At Larry Smith's property in Boring, there is a slight incline from the barn to the house. The retired Marine started to find himself breathless after the trek, though it didn't set off any warning signs.
"I said, 'Boy, I must be out of shape because I am having trouble getting up there,'" Smith said.
He experienced a few dizzy spells, and more shortness of breath, but still continued to go about his routine. Smith had a heart murmur, but he didn't connect the signs as being part of a larger problem. He had served in Vietnam and spent 22 years with the military, so his mindset was to fight through pain.
"In the Marine Corps they teach you to push through to reach where you need to go," he said.
Finally, during a walk with his wife Billie in mid-December, Smith realized something was wrong. He had a pain across his chest. He said it felt like straps were pulling his ribs together, restricting his entire torso. Smith, 69, decided he needed to see someone.
A call to his doctor in Gresham eventually sent him to Adventist Health in Portland, 10123 S.E. Market St., and Dr. Tom Molloy, the medical director of cardio-thoracic surgery and chairman of the Department of Cardiovascular Medicine at the Northwest Regional Heart Center.
His aortic valve was heavily calcified and needed to be replaced. After reviewing options, he decided on a minimally invasive aortic valve replacement.
"Once you develop symptoms, average survival is three years," Molloy said. "An aortic replacement puts you back on track. It's as close as you get to a modern medical cure."
The surgery was done using specialized minimally invasive instruments introduced through a small incision between the ribs. In the northwest, this approach is regularly performed only at Adventist Health. Utilizing this approach for over eight years the team has maintained better results compared with national averages for standard aortic valve replacement.

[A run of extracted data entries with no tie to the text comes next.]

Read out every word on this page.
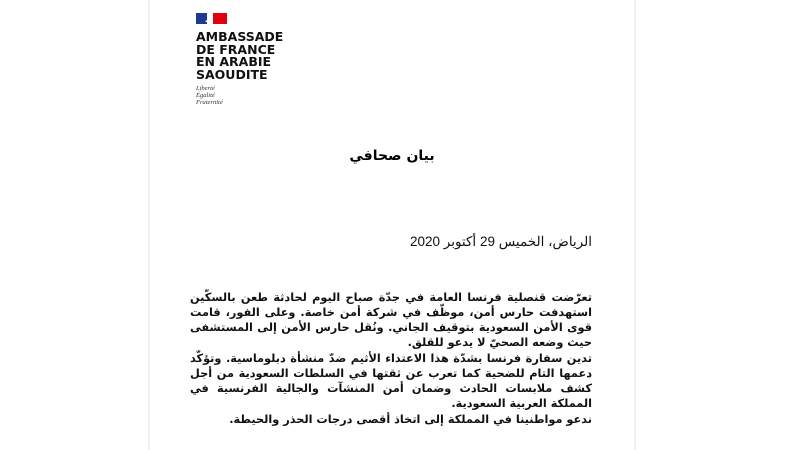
AMBASSADE
DE FRANCE
EN ARABIE
SAOUDITE
Liberté
Égalité
Fraternité
بيان صحافي
الرياض، الخميس 29 أكتوبر 2020

تعرّضت قنصلية فرنسا العامة في جدّة صباح اليوم لحادثة طعن بالسكّين استهدفت حارس أمن، موظّف في شركة أمن خاصة. وعلى الفور، قامت قوى الأمن السعودية بتوقيف الجاني. ونُقل حارس الأمن إلى المستشفى حيث وضعه الصحيّ لا يدعو للقلق.

تدين سفارة فرنسا بشدّة هذا الاعتداء الأثيم ضدّ منشأة دبلوماسية. وتؤكّد دعمها التام للضحية كما تعرب عن ثقتها في السلطات السعودية من أجل كشف ملابسات الحادث وضمان أمن المنشآت والجالية الفرنسية في المملكة العربية السعودية.

ندعو مواطنينا في المملكة إلى اتخاذ أقصى درجات الحذر والحيطة.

Molloy also regularly performs a variety of minimally invasive cardiac surgical procedures utilizing the Da Vinci Robotic system. The Da Vinci allows for a smaller incision in the patient, as they don't need the space to fit a doctor's fingers. The outcomes for these procedures show reduced recovery time and less complications compared with sternotomy, which is a cut along the sternum normally used for heart surgery.
"It's still open-heart surgery, just through a smaller opening," Molloy said.

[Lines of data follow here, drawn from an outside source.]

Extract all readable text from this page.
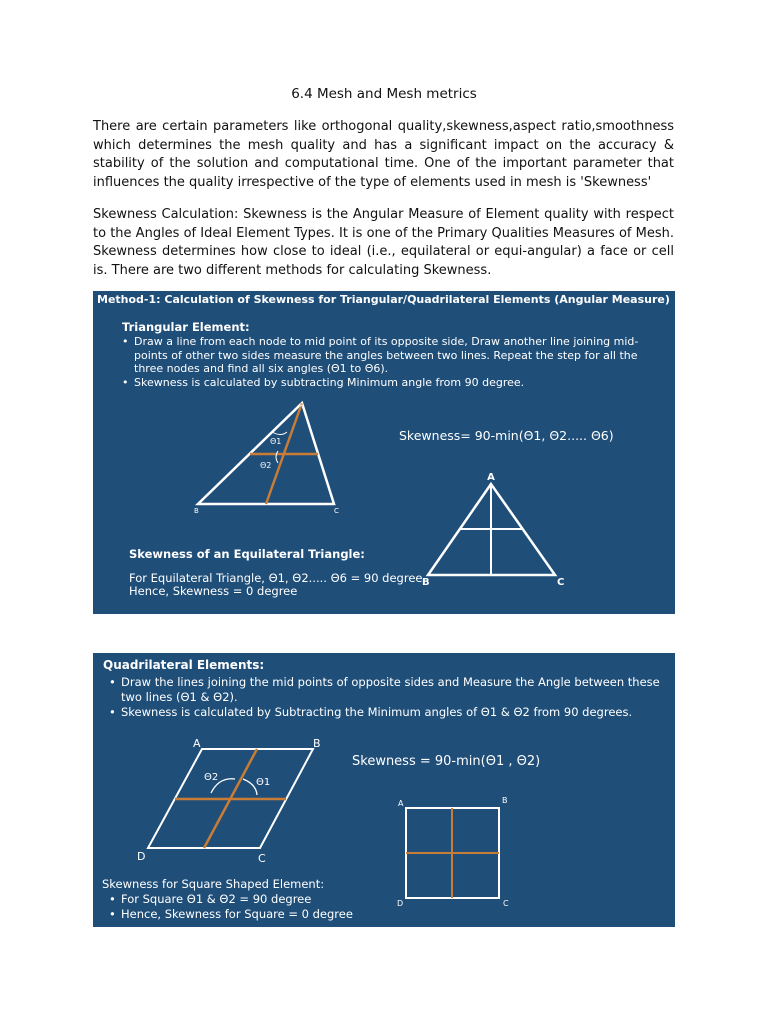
6.4 Mesh and Mesh metrics
There are certain parameters like orthogonal quality,skewness,aspect ratio,smoothness which determines the mesh quality and has a significant impact on the accuracy & stability of the solution and computational time. One of the important parameter that influences the quality irrespective of the type of elements used in mesh is 'Skewness'
Skewness Calculation: Skewness is the Angular Measure of Element quality with respect to the Angles of Ideal Element Types. It is one of the Primary Qualities Measures of Mesh. Skewness determines how close to ideal (i.e., equilateral or equi-angular) a face or cell is. There are two different methods for calculating Skewness.
Method-1: Calculation of Skewness for Triangular/Quadrilateral Elements (Angular Measure)
Triangular Element:
• Draw a line from each node to mid point of its opposite side, Draw another line joining mid-points of other two sides measure the angles between two lines. Repeat the step for all the three nodes and find all six angles (Θ1 to Θ6).
• Skewness is calculated by subtracting Minimum angle from 90 degree.
A
B	C
Θ1
Θ2
A
B	C
Skewness= 90-min(Θ1, Θ2..... Θ6)
Skewness of an Equilateral Triangle:
For Equilateral Triangle, Θ1, Θ2..... Θ6 = 90 degree
Hence, Skewness = 0 degree
Quadrilateral Elements:
• Draw the lines joining the mid points of opposite sides and Measure the Angle between these two lines (Θ1 & Θ2).
• Skewness is calculated by Subtracting the Minimum angles of Θ1 & Θ2 from 90 degrees.
A	B
C
D
Θ2	Θ1
A	B
C
D
Skewness = 90-min(Θ1 , Θ2)
Skewness for Square Shaped Element:
• For Square Θ1 & Θ2 = 90 degree
• Hence, Skewness for Square = 0 degree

Smith had the surgery Jan. 22. During the six-hour operation, his wife received updates every 15 minutes. Because of the minimally invasive procedure, he only needed three days of recovery at the hospital. Now, he is back to walking in the mall with his wife and is looking forward to an upcoming trip.
Molloy stressed the importance of patients being their own advocates and speaking up when something is wrong. For Smith, that meant overcoming the notion that he didn't need help and going to see his doctor. If he hadn't things could have gone differently.
"Once you get these little problems, they start to build up," Smith said. "Your body is warning you — you have to listen."